IP&T Alumnus to be Honored with Award
Richard Culatta is among BYU’s distinguished alumni for 2013
As a graduate student IP&T alumnus Richard Culatta was influential in redesigning the McKay School’s faculty technology support program. Today Culatta is Director of the Office of Educational Technology for the U.S. Department of Education. For his work prior to and in his current position at the Department of Education, he has been selected to be one of BYU’s Honored Alumni for 2013 and will deliver his guest lecture on October 10. At this time he will present “Five Opportunities to Change the World through Learning.”
Culatta’s teenage years prepared him for his professional career. Barbara Culatta, his mother, a professor in the Department of Communication Disorders, said she can recognize how the “qualities that he possessed then are now being applied to bigger systems-level decisions and innovations directed toward increasing the quality of education.” Richard Culatta was chief technology officer of the education facilities of the Central Intelligence Agency (CIA) and then education policy advisor for Senator Patty Murray (D-WA) before eventually progressing to his current position.
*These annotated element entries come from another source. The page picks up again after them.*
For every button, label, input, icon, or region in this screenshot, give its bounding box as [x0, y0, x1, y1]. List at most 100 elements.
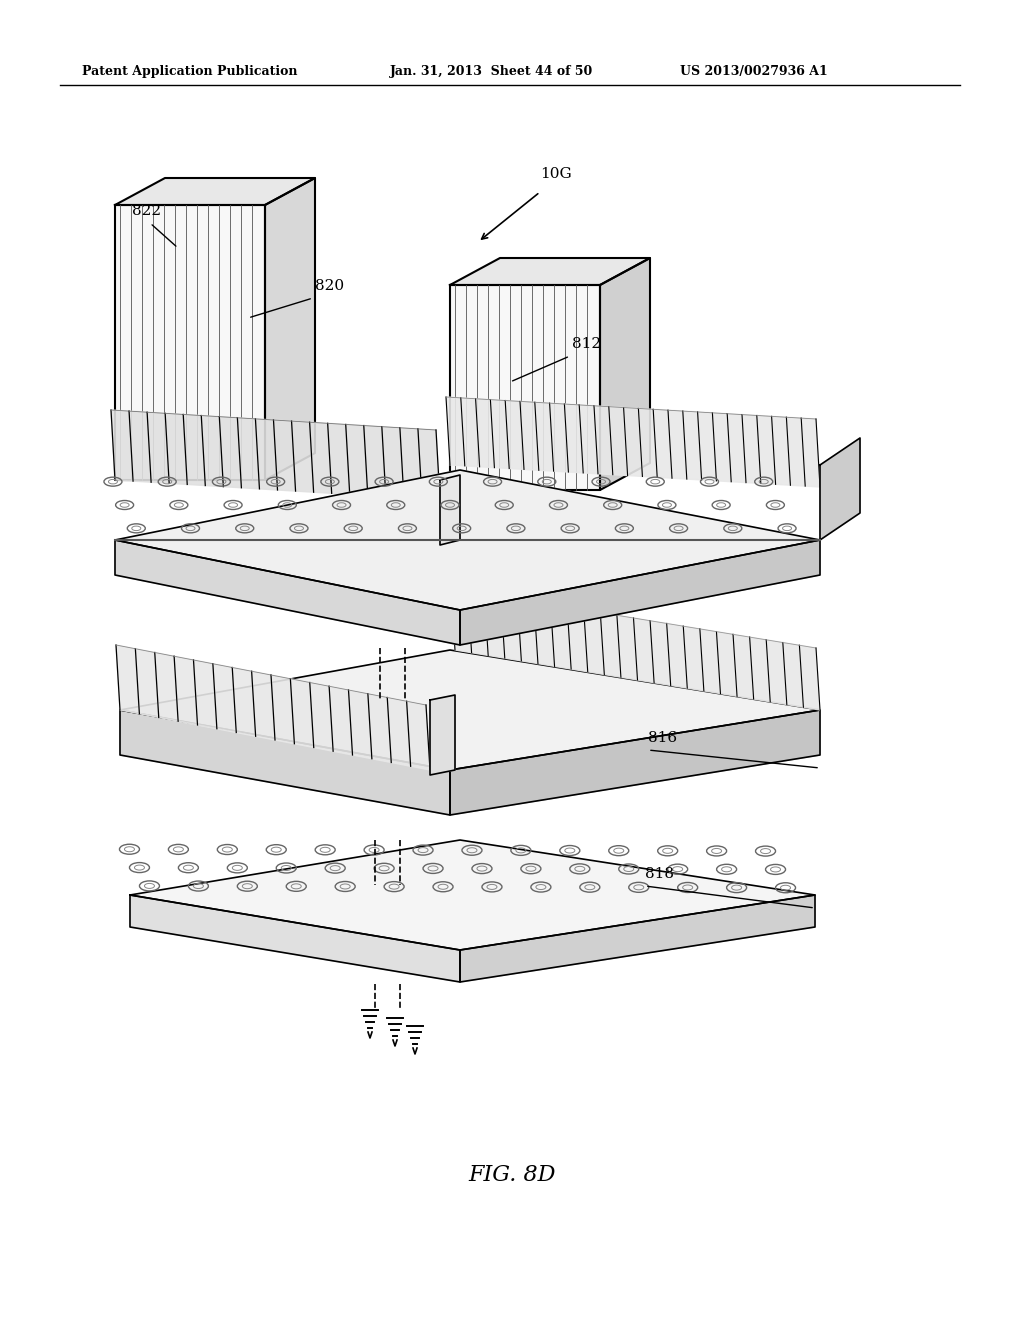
Polygon shape	[120, 649, 820, 770]
Polygon shape	[238, 417, 259, 488]
Polygon shape	[699, 628, 721, 693]
Text: 812: 812	[572, 337, 601, 351]
Polygon shape	[580, 405, 598, 474]
Polygon shape	[232, 668, 256, 737]
Polygon shape	[174, 656, 198, 725]
Polygon shape	[727, 413, 746, 483]
Polygon shape	[292, 421, 313, 492]
Polygon shape	[733, 635, 754, 700]
Polygon shape	[440, 475, 460, 545]
Polygon shape	[490, 400, 509, 469]
Polygon shape	[742, 414, 761, 483]
Polygon shape	[468, 591, 488, 656]
Text: 816: 816	[648, 731, 677, 744]
Polygon shape	[115, 540, 460, 645]
Polygon shape	[147, 412, 169, 483]
Polygon shape	[584, 610, 604, 675]
Polygon shape	[309, 682, 333, 751]
Polygon shape	[202, 416, 223, 487]
Polygon shape	[265, 178, 315, 480]
Polygon shape	[800, 645, 820, 710]
Polygon shape	[534, 602, 555, 667]
Polygon shape	[786, 417, 805, 486]
Polygon shape	[550, 403, 568, 473]
Polygon shape	[309, 422, 332, 494]
Polygon shape	[600, 612, 621, 677]
Polygon shape	[271, 675, 294, 743]
Polygon shape	[501, 597, 521, 661]
Polygon shape	[328, 424, 350, 495]
Text: 822: 822	[132, 205, 161, 218]
Polygon shape	[291, 678, 313, 747]
Text: Patent Application Publication: Patent Application Publication	[82, 66, 298, 78]
Polygon shape	[517, 599, 538, 664]
Polygon shape	[130, 840, 815, 950]
Text: Jan. 31, 2013  Sheet 44 of 50: Jan. 31, 2013 Sheet 44 of 50	[390, 66, 593, 78]
Polygon shape	[135, 648, 159, 718]
Polygon shape	[683, 626, 703, 690]
Polygon shape	[252, 672, 275, 741]
Text: FIG. 8D: FIG. 8D	[468, 1164, 556, 1185]
Polygon shape	[273, 420, 296, 491]
Polygon shape	[450, 710, 820, 814]
Polygon shape	[450, 257, 650, 285]
Polygon shape	[116, 645, 139, 714]
Polygon shape	[115, 470, 820, 610]
Polygon shape	[616, 615, 638, 680]
Polygon shape	[520, 401, 539, 470]
Polygon shape	[407, 701, 430, 770]
Polygon shape	[446, 397, 465, 466]
Polygon shape	[668, 411, 687, 479]
Polygon shape	[400, 428, 422, 499]
Polygon shape	[165, 413, 187, 484]
Polygon shape	[782, 643, 804, 708]
Polygon shape	[650, 620, 671, 685]
Polygon shape	[766, 640, 786, 705]
Polygon shape	[120, 710, 450, 814]
Polygon shape	[130, 895, 460, 982]
Polygon shape	[801, 418, 820, 487]
Polygon shape	[551, 605, 571, 669]
Polygon shape	[364, 425, 386, 496]
Polygon shape	[213, 664, 237, 733]
Polygon shape	[594, 405, 612, 475]
Polygon shape	[451, 587, 472, 652]
Polygon shape	[757, 416, 775, 484]
Polygon shape	[713, 413, 731, 482]
Polygon shape	[484, 594, 505, 659]
Text: US 2013/0027936 A1: US 2013/0027936 A1	[680, 66, 827, 78]
Polygon shape	[750, 638, 770, 702]
Polygon shape	[600, 257, 650, 490]
Polygon shape	[255, 418, 278, 490]
Polygon shape	[194, 660, 217, 729]
Polygon shape	[387, 697, 411, 766]
Polygon shape	[653, 409, 672, 478]
Polygon shape	[382, 426, 403, 498]
Polygon shape	[219, 417, 242, 488]
Polygon shape	[505, 400, 524, 470]
Polygon shape	[129, 411, 152, 482]
Text: 10G: 10G	[540, 168, 571, 181]
Text: 818: 818	[645, 867, 674, 880]
Polygon shape	[564, 404, 584, 473]
Polygon shape	[634, 618, 654, 682]
Polygon shape	[418, 429, 440, 500]
Polygon shape	[772, 416, 791, 486]
Polygon shape	[430, 696, 455, 775]
Polygon shape	[348, 690, 372, 759]
Polygon shape	[461, 397, 479, 467]
Polygon shape	[368, 694, 391, 763]
Polygon shape	[183, 414, 205, 486]
Text: 820: 820	[315, 279, 344, 293]
Polygon shape	[460, 540, 820, 645]
Polygon shape	[567, 607, 588, 672]
Polygon shape	[475, 399, 495, 467]
Polygon shape	[697, 412, 717, 480]
Polygon shape	[609, 407, 628, 475]
Polygon shape	[667, 623, 687, 688]
Polygon shape	[329, 686, 352, 755]
Polygon shape	[450, 285, 600, 490]
Polygon shape	[460, 895, 815, 982]
Polygon shape	[638, 408, 657, 478]
Polygon shape	[535, 403, 554, 471]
Barbara Culatta said, “Richard has always been a creative thinker with an incredible amount of energy and dedication to whatever he would take on.”
While at BYU Richard Culatta was an employee of what is now known as the Technology Education Computing (TEC) Lab. He “helped lay the groundwork for the communication and technology procedures the McKay School uses today,” said Roxanna Johnson, McKay School public relations administrator. “As a student and TEC Lab employee, his optimism and enthusiasm for what could be [has] motivated us all.”
After he graduated Culatta returned on multiple occasions to the McKay School to share his ideas and experiences, inviting some of the faculty to voice ideas related to his work. “He has never wavered from his commitment to deliver quality educational experiences to students of all ages and circumstances,” said Al Merkley, assistant dean of the McKay School.
Culatta is a leader in and advocate for educational innovation. His work focuses on open education, personalized learning, and learning games. “He is passionate about using the resources that technology affords to help move forward educational opportunities for students and [educators] that will benefit learners of any age,” Merkley said.
Hear Richard Culatta speak Thursday, October 10 at 11 a.m. in 115 MCKB.